I'd been looking at http://www.flotcharts.org/ and a few other RRD
graphing packages that could be used providing a more browseable
interface. There's absolutely a need (aside from the CSS work and a
potential "dashboard" view generally) for improved multi-host and
multi-graph views besides the linear trends output, I agree.

For trending, Xymon can threshold (alert) on RRD files with the "DS"
operator in analysis.cfg.  Perhaps this can be extended to alert on
Holt-Winters aberrant behaviour thresholds.  Doing the same sort of thing
with a rewrite of the g2zproxy probably wouldn't be too difficult, at
least
not on the Xymon side.

(Actually, the RRD files generated on new RPM installs have had HWPREDICT,
SEASONAL, and a few other RRA's configured for a while now, if anyone
feels like experimenting...)


One problem with the current RRD paradigm is that alerting is happening
only with data available at insertion time, not using data that's stored
into RRD file (or whatever metric store you have) already, so xymond_rrd
can't efficiently alert on things beyond that.

A "xymond_trend" could operate asynchronously on the RRD files, but to get
useful trend data back out of RRDs you'll need to flush the data to disk
first, which more or less blows out your I/O performance. Fine if you're
on SSD, but more of a problem if you're on heavily loaded spinning disks.

The problem there is just that there're just so many different ways of
doing this with a lot of different needs.

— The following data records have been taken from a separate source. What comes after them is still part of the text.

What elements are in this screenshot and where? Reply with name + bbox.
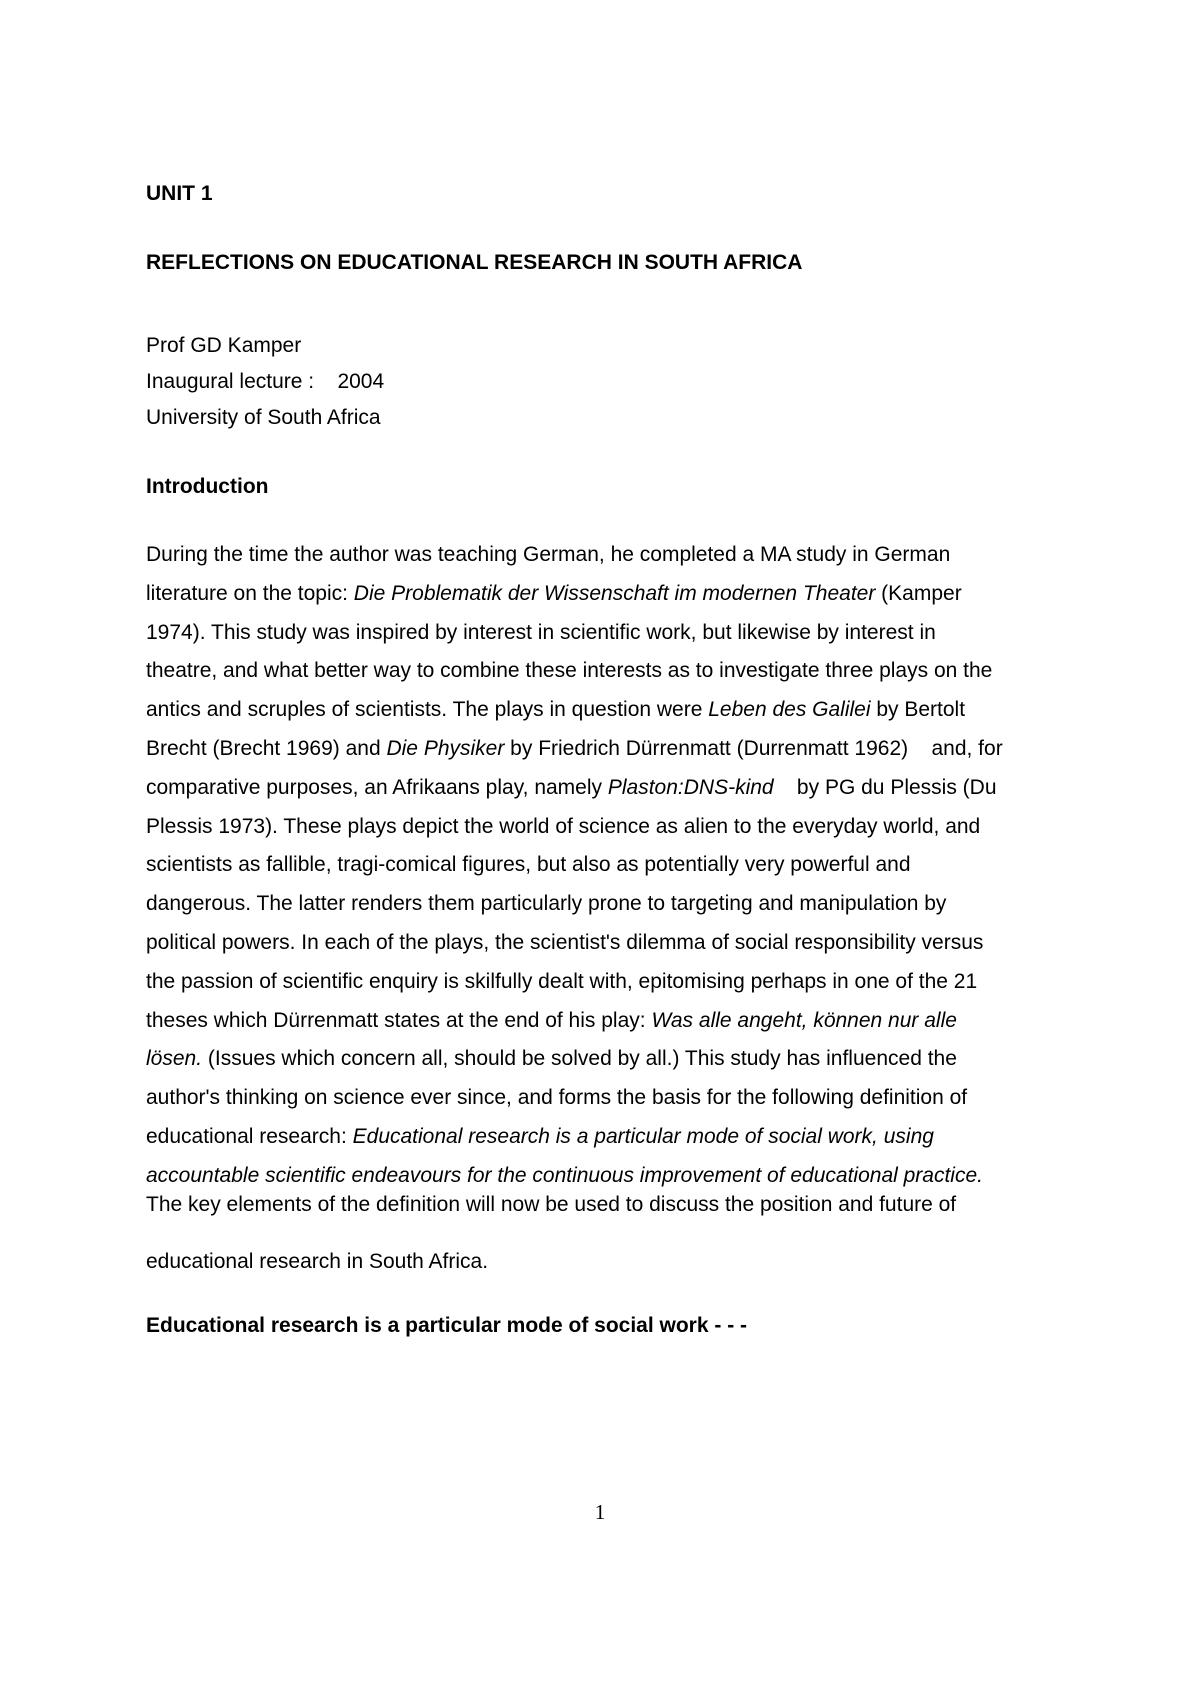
paragraph-line: Brecht (Brecht 1969) and Die Physiker by Friedrich Dürrenmatt (Durrenmatt 1962) and, for xyxy=(146,736,1003,760)
unit-label: UNIT 1 xyxy=(146,182,213,205)
document-title: REFLECTIONS ON EDUCATIONAL RESEARCH IN SOUTH AFRICA xyxy=(146,251,803,274)
paragraph-line: literature on the topic: Die Problematik der Wissenschaft im modernen Theater (Kamper xyxy=(146,581,962,605)
introduction-heading: Introduction xyxy=(146,475,269,498)
paragraph-line: the passion of scientific enquiry is skilfully dealt with, epitomising perhaps in one of the 21 xyxy=(146,969,978,993)
paragraph-line: theatre, and what better way to combine these interests as to investigate three plays on the xyxy=(146,659,993,683)
paragraph-line: political powers. In each of the plays, the scientist's dilemma of social responsibility versus xyxy=(146,930,984,954)
page-number: 1 xyxy=(594,1500,606,1524)
author-line: Prof GD Kamper xyxy=(146,334,302,357)
introduction-paragraph xyxy=(146,536,1046,1196)
paragraph-line: comparative purposes, an Afrikaans play, namely Plaston:DNS-kind by PG du Plessis (Du xyxy=(146,775,997,799)
definition-text: Educational research is a particular mode of social work, using xyxy=(352,1124,934,1148)
paragraph-line: theses which Dürrenmatt states at the end of his play: Was alle angeht, können nur alle xyxy=(146,1008,957,1032)
paragraph-line: dangerous. The latter renders them particularly prone to targeting and manipulation by xyxy=(146,892,947,916)
paragraph-line: During the time the author was teaching German, he completed a MA study in German xyxy=(146,543,951,566)
paragraph-line: 1974). This study was inspired by interest in scientific work, but likewise by interest in xyxy=(146,620,936,644)
play-title: Plaston:DNS-kind xyxy=(607,775,774,799)
play-title: Leben des Galilei xyxy=(708,698,871,722)
lecture-line: Inaugural lecture : 2004 xyxy=(146,370,385,393)
paragraph-line: educational research in South Africa. xyxy=(146,1250,489,1273)
section-heading: Educational research is a particular mode of social work - - - xyxy=(146,1314,748,1337)
paragraph-line: lösen. (Issues which concern all, should be solved by all.) This study has influenced the xyxy=(146,1047,957,1071)
thesis-title: Die Problematik der Wissenschaft im modernen Theater xyxy=(353,581,876,605)
quote-german: Was alle angeht, können nur alle xyxy=(651,1008,957,1032)
paragraph-line: Plessis 1973). These plays depict the world of science as alien to the everyday world, and xyxy=(146,814,981,838)
paragraph-line: The key elements of the definition will now be used to discuss the position and future of xyxy=(146,1193,957,1216)
paragraph-line: author's thinking on science ever since, and forms the basis for the following definition of xyxy=(146,1086,968,1110)
institution-line: University of South Africa xyxy=(146,406,381,429)
paragraph-line: antics and scruples of scientists. The plays in question were Leben des Galilei by Bertolt xyxy=(146,698,966,722)
key-elements-paragraph xyxy=(146,1176,1046,1290)
definition-text: accountable scientific endeavours for the continuous improvement of educational practice. xyxy=(146,1163,983,1187)
paragraph-line: scientists as fallible, tragi-comical figures, but also as potentially very powerful and xyxy=(146,853,911,877)
paragraph-line: educational research: Educational research is a particular mode of social work, using xyxy=(146,1124,934,1148)
quote-german: lösen. xyxy=(146,1047,203,1071)
play-title: Die Physiker xyxy=(386,736,505,760)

To make something flexible
enough would require a good survey of what people are looking for.

(With that in mind -- What are people looking for? :) Maybe it's easier
than I'm thinking.)


Alternatively, sending the metric data off entirely to a different
package, which can reinject an alert into xymon if/when it notices a
trend, is an easily-approachable option using the RRD --processor option,
which can fork your metric feed off to whatever you like (OpenTSDB,
graphite, splunk, etc...). The re-posting of alerts back into xymon can be
done with that package's notification tool set and some scripting of xymon
messages.


Regards,
-jc